In 1788 Colonel Thomas Lloyd, a prosperous Leeds cloth merchant, bought Armley Mills, rebuilt it then leased it to two brothers, Israel and John Burrows. In 1804 Benjamin Gott bought the mill and then had to rebuild just one year later after a fire, and it is this structure built from fireproof materials, using brick and iron wherever possible, that still stands today and houses the museum.

Benjamin died in 1840 but his sons took over and they moved with the times, introducing the use of steam engines to replace the waterwheels, a system which continued on for the next twenty years. 

By the end of the century, Armley Mills was occupied by several tenants, although by 1907 the woollen clothing manufacturers Bentley and Tempest were the sole occupiers and remained so until finally closing in 1971. The Leeds City Council bought the site and opened the museum in 1982.

Apart from the mill machinery still used for demonstrate purposes and spinning of wool for Hainsworth in specialist boutique quantities, there is a wonderful exhibition all about the tailoring business, all part of the textile industry.

The tailoring industry grew at such a rate that from 1856, when John Barran opened his first wholesale clothing factory, to 1881, twenty other wholesale factories had opened. With the exception of one factory there was no more than a five minute walk between all of them. In 1890 there were 15,000 people in Leeds producing five million garments per year, the majority of which were suits and coats for men and boys. 

I was surprised to learn of the role that the Leeds textile industry had in the manufacture of uniforms for all those who took part in the First World War, from the soldiers and officers uniforms, demob suits for the surviving soldiers at the end of the war to the overalls worn by the women who worked in the munitions factories which took over so much of the industrial space available in the day. 

At its height the Leeds tailoring industry employed a vast number of people in the city. It is thought that in the 1940s and 1950s, one in every three working women were employed in this business. Leeds tailors produced nearly one in every two suits worn by British men.
The museum also celebrates the role Leeds played in the printing and film industries, and here one can relax in the old style cinema and watch vintage “Mary Poppins”.  

It really is an excellent museum but I suspect rather short of funds.
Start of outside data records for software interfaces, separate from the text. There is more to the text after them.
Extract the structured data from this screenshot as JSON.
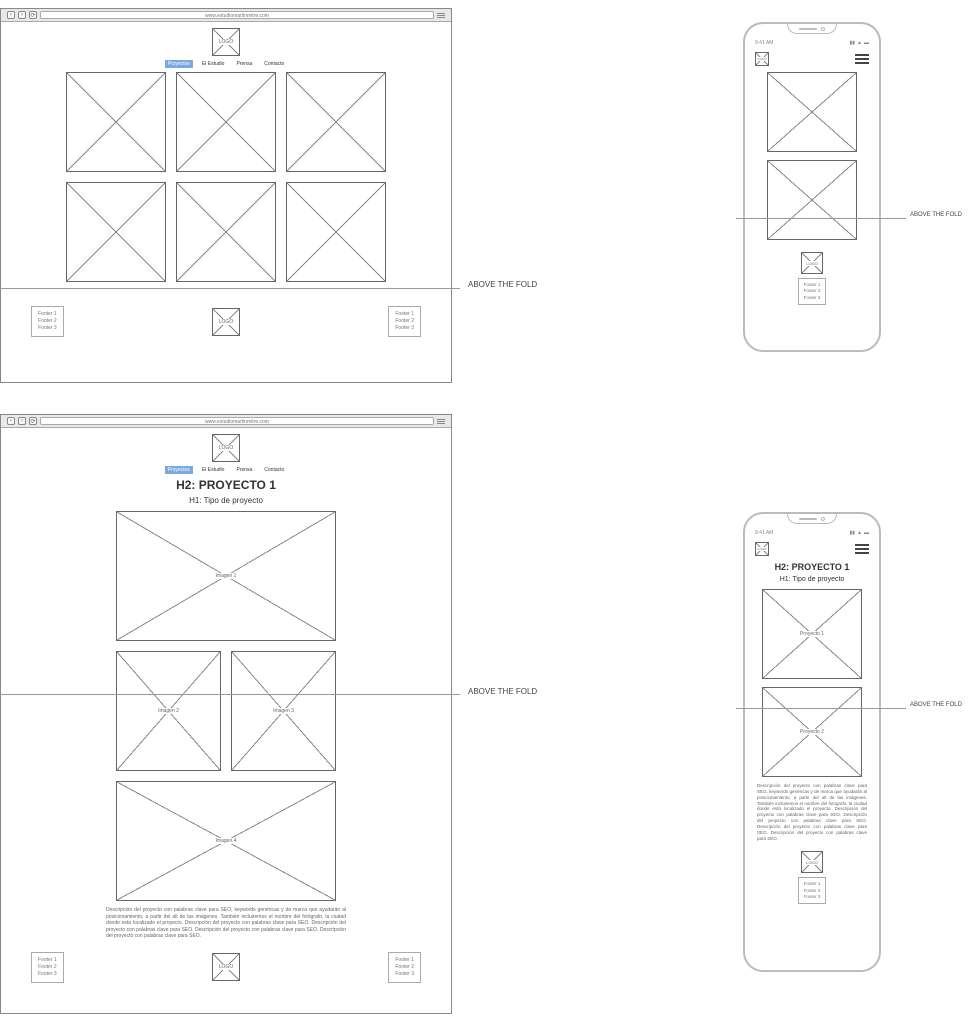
{
  "url": "www.estudiomartinmitre.com",
  "logo": "LOGO",
  "nav": {
    "proyectos": "Proyectos",
    "estudio": "El Estudio",
    "prensa": "Prensa",
    "contacto": "Contacto"
  },
  "footer": {
    "l1": "Footer 1",
    "l2": "Footer 2",
    "l3": "Footer 3"
  },
  "fold": "ABOVE THE FOLD",
  "phone_time": "9:41 AM",
  "detail": {
    "h2": "H2: PROYECTO 1",
    "h1": "H1: Tipo de proyecto",
    "img1": "Imagen 1",
    "img2": "Imagen 2",
    "img3": "Imagen 3",
    "img4": "Imagen 4",
    "desc": "Descripción del proyecto con palabras clave para SEO, keywords genéricas y de marca que ayudarán al posicionamiento, a partir del alt de las imágenes. También incluiremos el nombre del fotógrafo, la ciudad donde está localizado el proyecto. Descripción del proyecto con palabras clave para SEO. Descripción del proyecto con palabras clave para SEO. Descripción del proyecto con palabras clave para SEO. Descripción del proyecto con palabras clave para SEO."
  },
  "phone_detail": {
    "p1": "Proyecto 1",
    "p2": "Proyecto 2",
    "desc": "Descripción del proyecto con palabras clave para SEO, keywords genéricas y de marca que ayudarán al posicionamiento, a partir del alt de las imágenes. También incluiremos el nombre del fotógrafo, la ciudad donde está localizado el proyecto. Descripción del proyecto con palabras clave para SEO. Descripción del proyecto con palabras clave para SEO. Descripción del proyecto con palabras clave para SEO. Descripción del proyecto con palabras clave para SEO."
  }
}
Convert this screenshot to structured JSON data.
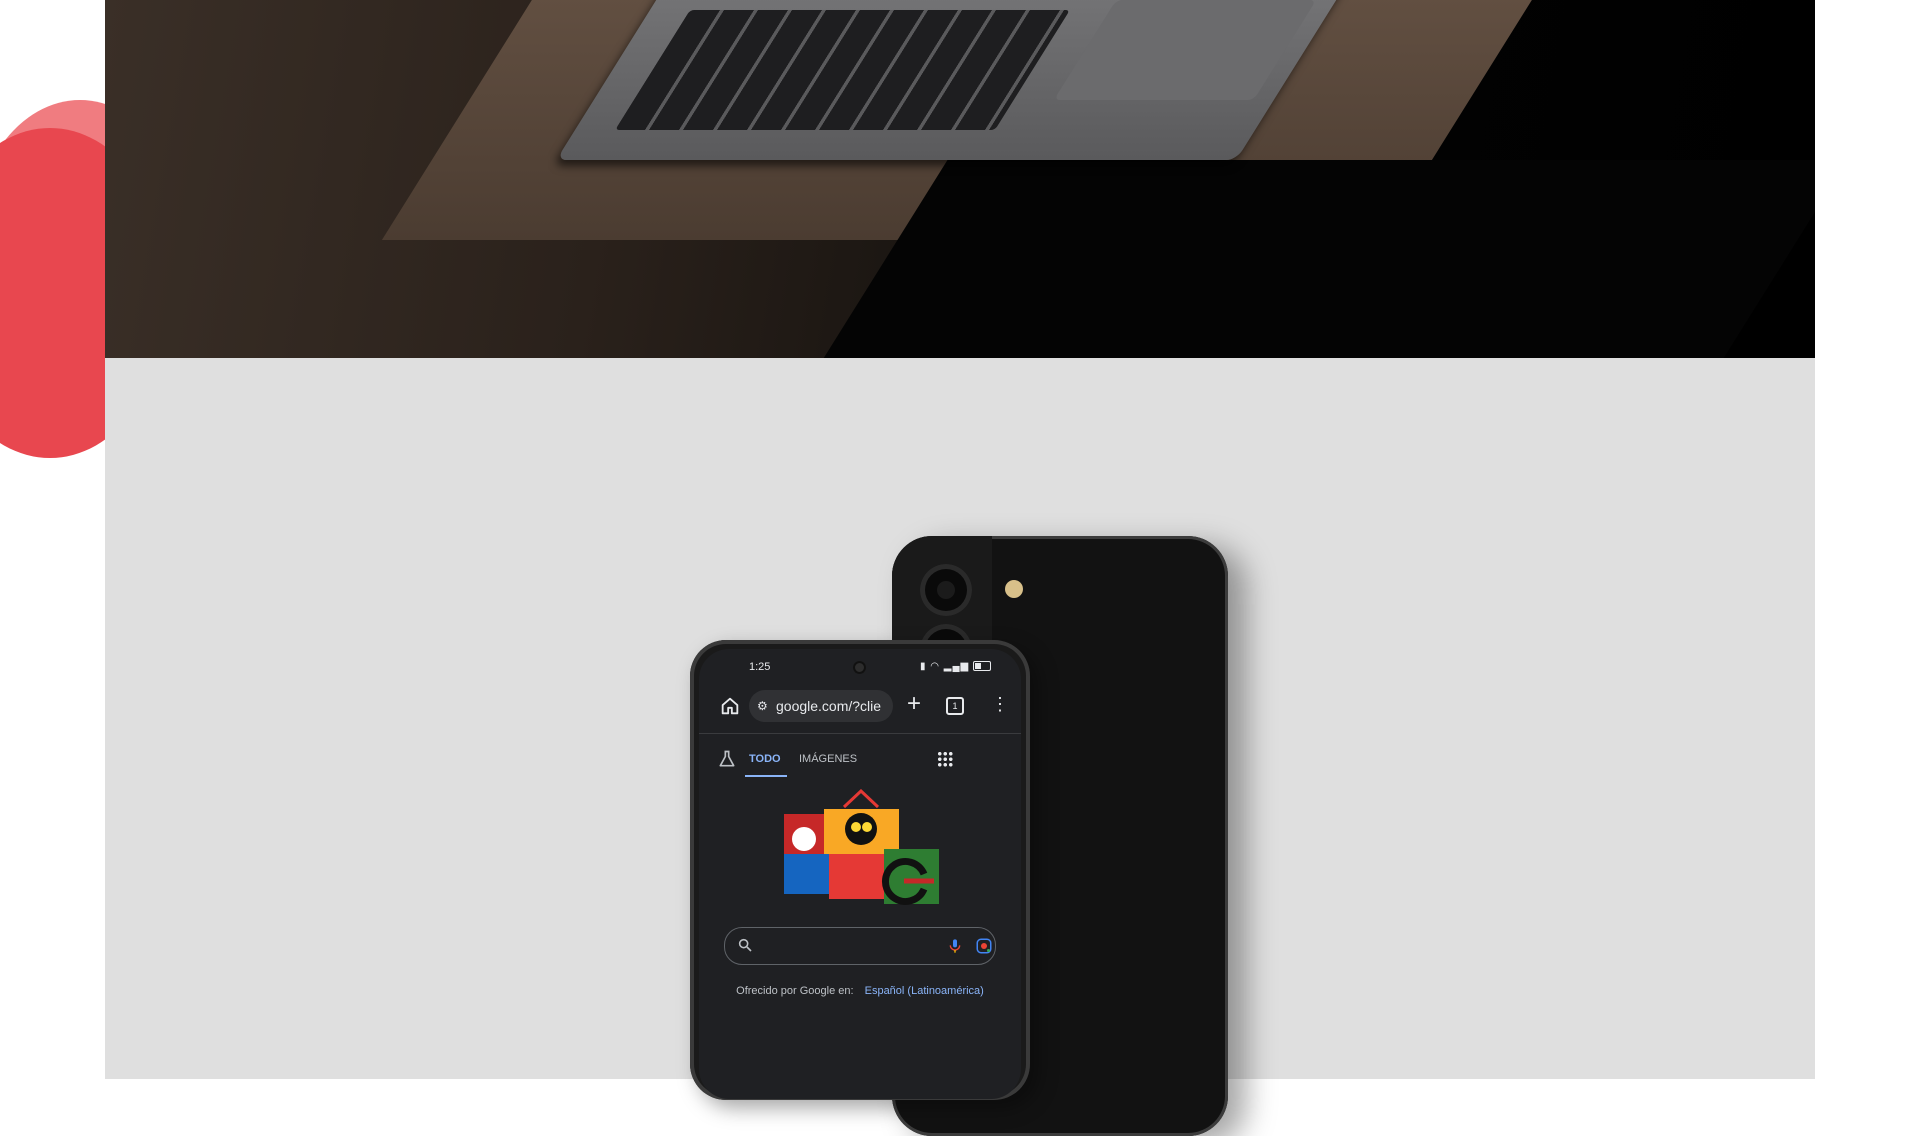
{
  "phone": {
    "status_time": "1:25",
    "url": "google.com/?clie",
    "tab_count": "1",
    "tabs": [
      "TODO",
      "IMÁGENES"
    ],
    "offered_label": "Ofrecido por Google en:",
    "offered_language": "Español (Latinoamérica)"
  },
  "icons": {
    "home": "home-icon",
    "tune": "site-settings-icon",
    "new_tab": "plus-icon",
    "tabs": "tab-switcher-icon",
    "menu": "kebab-menu-icon",
    "labs": "flask-icon",
    "apps": "apps-grid-icon",
    "search": "search-icon",
    "voice": "microphone-icon",
    "lens": "google-lens-icon"
  },
  "colors": {
    "accent_red": "#e8474f",
    "section_gray": "#dfdfdf",
    "link_blue": "#8ab4f8"
  }
}
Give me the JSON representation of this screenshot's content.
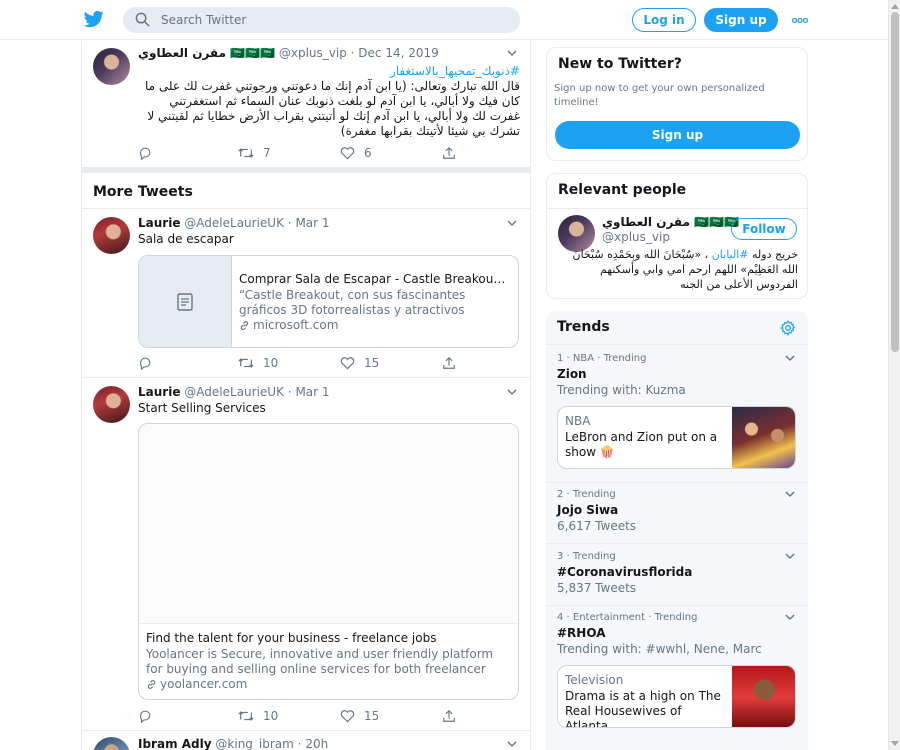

While there are some wonderfully informative exhibitions spread over the three floors of the mill, and the three employees did everything to make our visit memorable, I am sure the curators would be delighted to receive a lottery grant or an outrageous donation from some far off philanthropist.
From here we drove into the city, hoping to find a park near Granary Wharf, the area along both sides of the River Aire and the Leeds Liverpool Canal, formerly a derelict relic of the industrial days. Now there are wonderful new apartments, cafes, bars and restaurants as well as riverside walkways, and easy access up into the city streets, today vibrant with the weekend crowds. We found our way through the smart shopping mall of Trinity Leeds, through the crowds of happy shoppers and the buskers to the Corn Exchange which we had missed the other day, a fact that had not unduly bothered us.

What a bonus to discover it today, when it was full of folk and as busy as it must have been when it operated as the centre of the trade for corn, wheat, beans, barley, peas, hops, seeds, oil cake and flour after it was built in 1863. It was built by the same Cuthbert Broderick who had built the Town Hall just up the road and is really quite wonderful inside as well as being relatively pleasing to the eye from outside. Speciality shops created new life for the Exchange in 1985, and then it was refurbished and reopened again in 2008 with a new batch of retailers. Today it was hosting a Rum Festival and there was an absolute buzz of ticket holders down in the open basement; no doubt the festivities will have intensified as the hours have passed.

We headed back to the car a couple of hours before our parking ticket was due to expire, and were home early enough to pour over our maps and camping directories with a glass of wine in hand, and agree on a general direction for the next move, but no more. No matter, we still have several days here in Savile Town.